Default is off, and so results `subfolders 09_sequences_intron` and
`10_sequences_supercontig` will be empty
--combine_read_files Group and concatenate read-files via a common prefix. Useful if samples
have been run across multiple lanes. Default prefix is all text preceding
the first underscore (_) in read filenames
--combine_read_files_num_fields <int> Number of fields (delimited by an underscore) to use for combining read
files when using the `--combine_read_files` flag. Default is 1
Please see the Wiki entry Additional pipeline features and details for further explanation of the parameters above, and general pipeline functionality.

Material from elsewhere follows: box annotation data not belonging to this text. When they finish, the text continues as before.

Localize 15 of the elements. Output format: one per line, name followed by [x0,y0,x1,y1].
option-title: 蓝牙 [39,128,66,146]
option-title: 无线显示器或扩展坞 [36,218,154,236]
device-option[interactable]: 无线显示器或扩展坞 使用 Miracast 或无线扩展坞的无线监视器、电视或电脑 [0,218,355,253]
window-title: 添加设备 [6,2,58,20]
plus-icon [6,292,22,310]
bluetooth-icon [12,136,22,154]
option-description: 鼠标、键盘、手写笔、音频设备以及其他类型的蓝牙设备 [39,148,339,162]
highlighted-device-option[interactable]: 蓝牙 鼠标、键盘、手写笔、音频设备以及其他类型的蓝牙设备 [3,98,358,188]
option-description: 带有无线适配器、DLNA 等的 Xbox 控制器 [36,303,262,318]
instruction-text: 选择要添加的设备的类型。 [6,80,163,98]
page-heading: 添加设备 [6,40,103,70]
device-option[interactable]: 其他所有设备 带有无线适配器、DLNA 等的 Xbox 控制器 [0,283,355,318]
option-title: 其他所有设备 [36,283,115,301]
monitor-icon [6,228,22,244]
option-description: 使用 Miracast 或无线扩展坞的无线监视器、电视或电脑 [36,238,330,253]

If you're just after the unaligned .fasta
files for each of your target genes (not including putative paralogs), the two main output folders of interest are probably:
07_sequences_dna
08_sequences_aa
If you need the per-sample output folders produced by a standard HybPiper run, these can be found in folder:
04_processed_gene_directories
For a full explanation of output folders and files, please see the Wiki entry Output folders and files.
For details on adapting the pipeline to run on local and HPC computing resources, see here.
Please see the Wiki entry Bug fixes and changes.
Please see the Wiki entry Issues.
09 November 2021
- Nextflow script updated to DSL2. NOTE: Nextflow version >= 21.04.1 is now required!
- Singularity *.def file updated to use Ubuntu 20.04, and to install Muscle and FastTreeMP.